Investors will closely examine Alphabet’s progress in monetizing its significant AI investments and its positioning in the competitive digital ad market. Here’s what Wall Street anticipates for some key financial metrics in Alphabet’s fiscal Q3, according to Bloomberg:
Revenue: $86.44 billion expected (up from $76.69 billion in Q3 2023)
Adjusted EPS: $1.83 expected (compared to $1.55 in Q3 2023)
Cloud Revenue: $10.79 billion expected (up from $8.41 billion in Q3 2023)
Ad Revenue: $65.5 billion expected (versus $59.65 billion in Q3 2023)
Last year, Google was viewed as trailing Microsoft (MSFT) in the AI space, especially as Microsoft capitalized on the excitement around AI-driven consumer chatbots. Since then, Alphabet has made strides to strengthen its AI leadership. Earlier this month, CEO Sundar Pichai announced another internal reorganization, reallocating resources to accelerate AI development.
Creating AI-driven technology to automate online shopping or booking travel
In a recent development, Google is reportedly creating AI-driven technology to automate web browsing tasks like online shopping or booking travel, which could see a preview as early as December, according to The Information.
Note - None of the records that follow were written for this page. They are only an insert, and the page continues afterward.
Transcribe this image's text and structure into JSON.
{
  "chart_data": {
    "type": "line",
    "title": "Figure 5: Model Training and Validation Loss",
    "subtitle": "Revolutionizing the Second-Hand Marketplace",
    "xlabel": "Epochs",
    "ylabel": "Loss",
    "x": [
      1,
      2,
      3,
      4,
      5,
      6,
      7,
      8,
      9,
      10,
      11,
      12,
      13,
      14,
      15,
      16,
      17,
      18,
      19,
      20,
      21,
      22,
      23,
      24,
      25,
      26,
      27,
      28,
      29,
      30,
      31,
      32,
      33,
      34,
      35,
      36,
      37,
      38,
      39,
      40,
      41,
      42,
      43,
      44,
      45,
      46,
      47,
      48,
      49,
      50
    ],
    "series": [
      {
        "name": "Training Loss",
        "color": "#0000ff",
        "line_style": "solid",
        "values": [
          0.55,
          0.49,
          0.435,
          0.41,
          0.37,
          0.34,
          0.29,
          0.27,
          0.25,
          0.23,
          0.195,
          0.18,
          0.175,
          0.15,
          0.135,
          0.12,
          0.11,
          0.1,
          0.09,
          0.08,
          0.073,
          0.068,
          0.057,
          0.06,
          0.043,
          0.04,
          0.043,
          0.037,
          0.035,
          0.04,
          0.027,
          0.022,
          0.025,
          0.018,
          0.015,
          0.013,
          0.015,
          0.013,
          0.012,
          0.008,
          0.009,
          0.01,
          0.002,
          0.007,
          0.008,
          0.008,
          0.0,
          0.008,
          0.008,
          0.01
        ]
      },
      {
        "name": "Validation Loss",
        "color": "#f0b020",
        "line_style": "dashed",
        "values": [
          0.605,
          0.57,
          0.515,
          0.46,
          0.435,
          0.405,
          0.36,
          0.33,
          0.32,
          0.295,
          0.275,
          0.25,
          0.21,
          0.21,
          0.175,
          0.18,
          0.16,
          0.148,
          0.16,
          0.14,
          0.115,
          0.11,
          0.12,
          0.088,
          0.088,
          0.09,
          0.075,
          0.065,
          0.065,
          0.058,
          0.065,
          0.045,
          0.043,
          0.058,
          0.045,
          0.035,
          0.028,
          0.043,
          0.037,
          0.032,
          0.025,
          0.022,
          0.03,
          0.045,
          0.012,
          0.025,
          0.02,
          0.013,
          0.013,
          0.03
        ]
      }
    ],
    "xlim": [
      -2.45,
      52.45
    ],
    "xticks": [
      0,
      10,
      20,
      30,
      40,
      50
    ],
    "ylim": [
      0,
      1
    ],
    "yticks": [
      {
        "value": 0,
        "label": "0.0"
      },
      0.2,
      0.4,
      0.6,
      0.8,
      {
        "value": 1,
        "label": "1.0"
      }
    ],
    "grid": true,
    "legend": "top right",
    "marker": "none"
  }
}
Analysts will look to Alphabet’s update on AI integration to gauge the costs tied to advanced AI technologies, with capital expenditures projected to top $12 billion this quarter.
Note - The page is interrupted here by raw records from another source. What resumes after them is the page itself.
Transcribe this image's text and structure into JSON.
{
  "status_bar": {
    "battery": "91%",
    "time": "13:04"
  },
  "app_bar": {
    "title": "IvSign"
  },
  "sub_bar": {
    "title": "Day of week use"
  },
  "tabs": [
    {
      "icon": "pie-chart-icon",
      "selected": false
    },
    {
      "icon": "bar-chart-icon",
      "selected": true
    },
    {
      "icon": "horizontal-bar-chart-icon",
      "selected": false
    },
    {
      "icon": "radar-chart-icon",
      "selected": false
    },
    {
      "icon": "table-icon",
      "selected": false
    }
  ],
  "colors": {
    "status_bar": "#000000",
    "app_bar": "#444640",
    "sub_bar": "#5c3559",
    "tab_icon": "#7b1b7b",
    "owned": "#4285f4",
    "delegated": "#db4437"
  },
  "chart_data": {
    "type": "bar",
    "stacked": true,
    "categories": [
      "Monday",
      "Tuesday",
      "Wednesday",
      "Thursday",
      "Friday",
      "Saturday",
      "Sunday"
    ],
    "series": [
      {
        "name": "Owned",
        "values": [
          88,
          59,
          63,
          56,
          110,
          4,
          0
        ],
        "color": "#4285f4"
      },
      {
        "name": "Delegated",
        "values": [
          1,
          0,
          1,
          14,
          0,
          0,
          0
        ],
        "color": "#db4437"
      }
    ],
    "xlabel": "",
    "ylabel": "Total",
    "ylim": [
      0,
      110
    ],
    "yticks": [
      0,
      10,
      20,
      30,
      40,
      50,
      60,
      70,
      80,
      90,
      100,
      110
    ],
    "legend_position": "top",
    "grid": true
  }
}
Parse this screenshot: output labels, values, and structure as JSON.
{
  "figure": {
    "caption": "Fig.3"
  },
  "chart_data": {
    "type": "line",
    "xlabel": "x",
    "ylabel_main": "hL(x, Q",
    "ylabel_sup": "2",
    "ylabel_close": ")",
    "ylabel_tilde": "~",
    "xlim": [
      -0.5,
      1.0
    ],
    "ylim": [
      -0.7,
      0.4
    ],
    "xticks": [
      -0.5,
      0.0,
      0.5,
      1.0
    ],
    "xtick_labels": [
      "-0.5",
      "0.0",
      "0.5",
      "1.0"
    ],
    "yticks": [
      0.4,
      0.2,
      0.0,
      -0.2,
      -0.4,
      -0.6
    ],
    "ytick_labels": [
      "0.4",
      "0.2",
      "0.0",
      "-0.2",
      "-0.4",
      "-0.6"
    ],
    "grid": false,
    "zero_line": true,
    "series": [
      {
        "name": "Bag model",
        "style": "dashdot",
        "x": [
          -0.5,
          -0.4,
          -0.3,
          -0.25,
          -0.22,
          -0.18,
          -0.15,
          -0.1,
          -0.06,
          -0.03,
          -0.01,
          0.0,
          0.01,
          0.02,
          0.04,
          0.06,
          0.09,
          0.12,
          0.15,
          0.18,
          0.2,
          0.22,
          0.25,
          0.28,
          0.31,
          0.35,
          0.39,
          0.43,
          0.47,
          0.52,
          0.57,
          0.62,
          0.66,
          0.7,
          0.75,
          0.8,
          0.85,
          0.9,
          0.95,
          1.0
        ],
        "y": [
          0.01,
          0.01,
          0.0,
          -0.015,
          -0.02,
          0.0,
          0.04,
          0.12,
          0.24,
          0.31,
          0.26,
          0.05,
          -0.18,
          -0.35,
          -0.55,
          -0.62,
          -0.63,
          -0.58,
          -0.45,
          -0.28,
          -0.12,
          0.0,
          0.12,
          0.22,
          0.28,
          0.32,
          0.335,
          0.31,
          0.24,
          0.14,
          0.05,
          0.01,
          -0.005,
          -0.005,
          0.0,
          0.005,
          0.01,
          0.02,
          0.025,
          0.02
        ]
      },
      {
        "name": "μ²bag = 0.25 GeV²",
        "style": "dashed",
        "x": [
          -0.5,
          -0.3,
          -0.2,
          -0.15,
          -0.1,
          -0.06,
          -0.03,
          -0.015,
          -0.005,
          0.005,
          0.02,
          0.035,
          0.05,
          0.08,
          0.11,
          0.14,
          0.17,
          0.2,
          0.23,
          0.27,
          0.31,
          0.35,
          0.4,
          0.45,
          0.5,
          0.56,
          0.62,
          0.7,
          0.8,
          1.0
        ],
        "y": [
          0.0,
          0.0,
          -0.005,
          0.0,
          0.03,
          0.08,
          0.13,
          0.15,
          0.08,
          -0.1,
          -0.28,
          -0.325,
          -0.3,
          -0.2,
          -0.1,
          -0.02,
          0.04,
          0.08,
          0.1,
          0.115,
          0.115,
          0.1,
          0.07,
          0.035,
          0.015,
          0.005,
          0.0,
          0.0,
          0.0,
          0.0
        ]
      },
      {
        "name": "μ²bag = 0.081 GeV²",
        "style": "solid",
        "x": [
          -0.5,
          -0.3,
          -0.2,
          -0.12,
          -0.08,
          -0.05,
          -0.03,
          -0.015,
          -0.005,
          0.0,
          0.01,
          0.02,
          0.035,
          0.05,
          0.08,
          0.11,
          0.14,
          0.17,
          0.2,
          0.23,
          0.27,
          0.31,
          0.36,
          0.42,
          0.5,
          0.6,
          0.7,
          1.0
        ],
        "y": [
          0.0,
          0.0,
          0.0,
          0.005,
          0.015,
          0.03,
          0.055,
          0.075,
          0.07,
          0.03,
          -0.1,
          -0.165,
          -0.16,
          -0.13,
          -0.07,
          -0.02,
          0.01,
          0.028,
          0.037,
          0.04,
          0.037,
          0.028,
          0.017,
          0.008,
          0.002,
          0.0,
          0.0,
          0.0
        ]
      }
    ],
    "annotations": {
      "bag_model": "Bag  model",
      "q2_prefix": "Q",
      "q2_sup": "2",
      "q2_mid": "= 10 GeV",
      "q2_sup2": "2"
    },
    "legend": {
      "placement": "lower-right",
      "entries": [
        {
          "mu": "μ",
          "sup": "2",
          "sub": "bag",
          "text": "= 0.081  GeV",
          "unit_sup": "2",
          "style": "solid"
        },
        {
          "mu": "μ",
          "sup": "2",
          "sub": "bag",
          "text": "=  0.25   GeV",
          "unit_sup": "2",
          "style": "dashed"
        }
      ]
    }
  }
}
Google Cloud plays an essential role in AI development
Google Cloud remains a focal point for investors, as it plays an essential role in AI development. Wall Street expects Google Cloud to post revenue near $11 billion, marking a nearly 28% year-over-year increase. CFRA Research analyst Angelo Zino noted, “We believe GOOGL has the best cloud infrastructure for the AI era, enabling a more efficient cost structure compared to other cloud providers and opening new revenue avenues.”
Alphabet’s earnings report comes amid heightened scrutiny. Earlier this month, the U.S. Department of Justice indicated it may push for a breakup of Alphabet to foster competition in the search engine market, with a detailed proposal due by November 20.
Alphabet’s stock has gained 20% year-to-date
Alphabet’s stock has gained 20% year-to-date, placing it in the bottom half of the "Magnificent Seven" tech stocks. While trailing Meta (META) and Nvidia (NVDA), it outperformed Tesla (TSLA) and Microsoft (MSFT), up 14% and 10% respectively. Some bullish analysts see Alphabet’s relative affordability as a strength, with Wedbush analysts commenting, “Although we don’t see the upcoming quarterly report as a major catalyst, Alphabet’s shares are appealing at current valuations. We expect potential for multiple expansion as regulatory risk perceptions stabilize and as investors appreciate the impact of generative AI on Google Search.”